Kelly Marcom, M.D., and Dorothy Sipkins, M.D., Ph.D., both of the Duke Cancer Institute, are the trial’s co-principal investigators. This clinical trial builds on published findings from Sipkins on the key roles of E-selectin and CXCR4 in the trafficking of metastatic cancer cells, and their establishment as micro-metastases in bone. Sipkins’ research suggests that both E-selectin and CXCR4 mediate key mechanisms that promote progression and migration of cancer cells to protective niches in the bone marrow micro-environment, and reveals the potential for an E-selectin and CXCR4 inhibitor like GMI-1359 to molecularly excise disseminated breast cancer cells.
 
GMI-1359 has completed a Phase 1 clinical trial in healthy volunteers.
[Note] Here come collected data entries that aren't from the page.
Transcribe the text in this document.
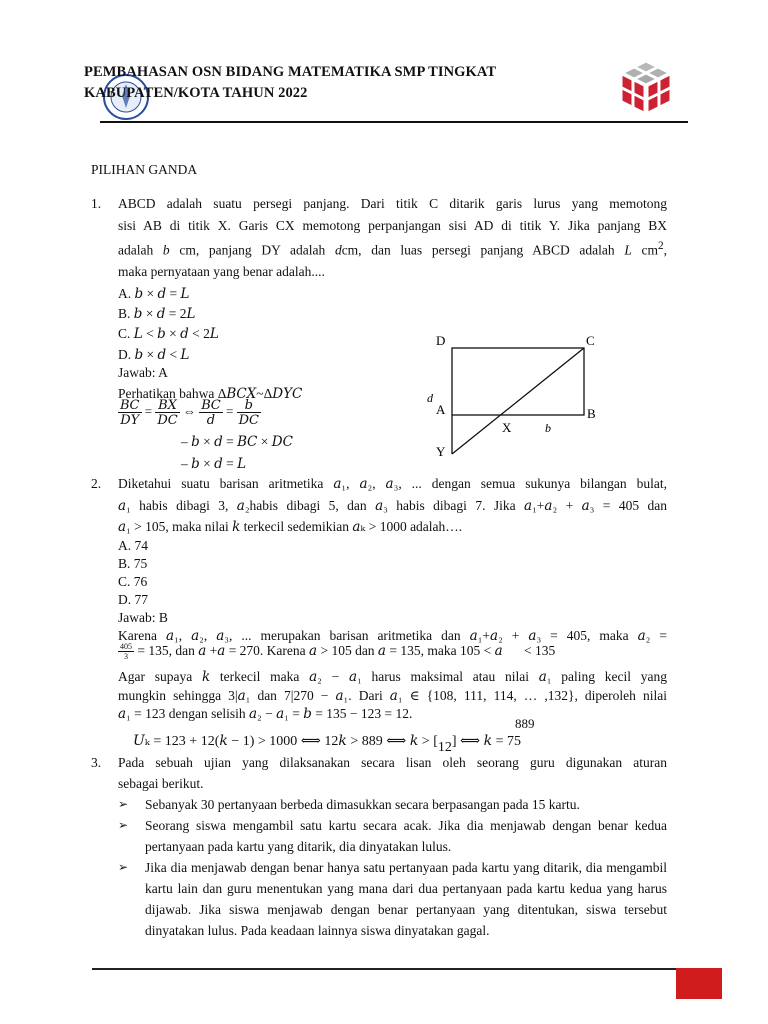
PEMBAHASAN OSN BIDANG MATEMATIKA SMP TINGKAT
KABUPATEN/KOTA TAHUN 2022
PILIHAN GANDA
1. ABCD adalah suatu persegi panjang. Dari titik C ditarik garis lurus yang memotong
sisi AB di titik X. Garis CX memotong perpanjangan sisi AD di titik Y. Jika panjang BX
adalah b cm, panjang DY adalah dcm, dan luas persegi panjang ABCD adalah L $cm^2$,
maka pernyataan yang benar adalah....
A. 𝑏 × 𝑑 = 𝐿
B. 𝑏 × 𝑑 = 2𝐿
C. 𝐿 < 𝑏 × 𝑑 < 2𝐿
D. 𝑏 × 𝑑 < 𝐿
Jawab: A
Perhatikan bahwa Δ𝐵𝐶𝑋~Δ𝐷𝑌𝐶
$\frac{\text{𝐵𝐶}}{\text{𝐷𝑌}} = \frac{\text{𝐵𝑋}}{\text{𝐷𝐶}}$ ⇔ $\frac{\text{𝐵𝐶}}{\text{𝑑}} = \frac{\text{𝑏}}{\text{𝐷𝐶}}$
– 𝑏 × 𝑑 = 𝐵𝐶 × 𝐷𝐶
– 𝑏 × 𝑑 = 𝐿
D	C
A	B
X
Y
d
b
2. Diketahui suatu barisan aritmetika 𝑎₁, 𝑎₂, 𝑎₃, ... dengan semua sukunya bilangan bulat,
𝑎₁ habis dibagi 3, 𝑎₂habis dibagi 5, dan 𝑎₃ habis dibagi 7. Jika 𝑎₁+𝑎₂ + 𝑎₃ = 405 dan
𝑎₁ > 105, maka nilai 𝑘 terkecil sedemikian 𝑎ₖ > 1000 adalah….
A. 74
B. 75
C. 76
D. 77
Jawab: B
Karena 𝑎₁, 𝑎₂, 𝑎₃, ... merupakan barisan aritmetika dan 𝑎₁+𝑎₂ + 𝑎₃ = 405, maka 𝑎₂ =
$\frac{405}{3} = 135$, dan 𝑎 +𝑎 = 270. Karena 𝑎 > 105 dan 𝑎 = 135, maka 105 < 𝑎 < 135
Agar supaya 𝑘 terkecil maka 𝑎₂ − 𝑎₁ harus maksimal atau nilai 𝑎₁ paling kecil yang
mungkin sehingga 3|𝑎₁ dan 7|270 − 𝑎₁. Dari 𝑎₁ ∈ {108, 111, 114, … ,132}, diperoleh nilai
𝑎₁ = 123 dengan selisih 𝑎₂ − 𝑎₁ = 𝑏 = 135 − 123 = 12.
889
𝑈ₖ = 123 + 12(𝑘 − 1) > 1000 ⟺ 12𝑘 > 889 ⟺ 𝑘 > [12] ⟺ 𝑘 = 75
3. Pada sebuah ujian yang dilaksanakan secara lisan oleh seorang guru digunakan aturan
sebagai berikut.
➢ Sebanyak 30 pertanyaan berbeda dimasukkan secara berpasangan pada 15 kartu.
➢ Seorang siswa mengambil satu kartu secara acak. Jika dia menjawab dengan benar kedua pertanyaan pada kartu yang ditarik, dia dinyatakan lulus.
➢ Jika dia menjawab dengan benar hanya satu pertanyaan pada kartu yang ditarik, dia mengambil kartu lain dan guru menentukan yang mana dari dua pertanyaan pada kartu kedua yang harus dijawab. Jika siswa menjawab dengan benar pertanyaan yang ditentukan, siswa tersebut dinyatakan lulus. Pada keadaan lainnya siswa dinyatakan gagal.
The newly initiated Phase 1b clinical study in breast cancer patients is designed to enable investigators to identify an effective dose of the drug candidate, and to generate initial biomarker data around the drug’s activity. The trial is designed to evaluate safety, pharmacokinetics and pharmacodynamic measures of biologic activity, such as increases in circulating tumor cells and mobilization of CD34+ and immune T-cell subsets. GlycoMimetics expects the trial results to be available in late 2020.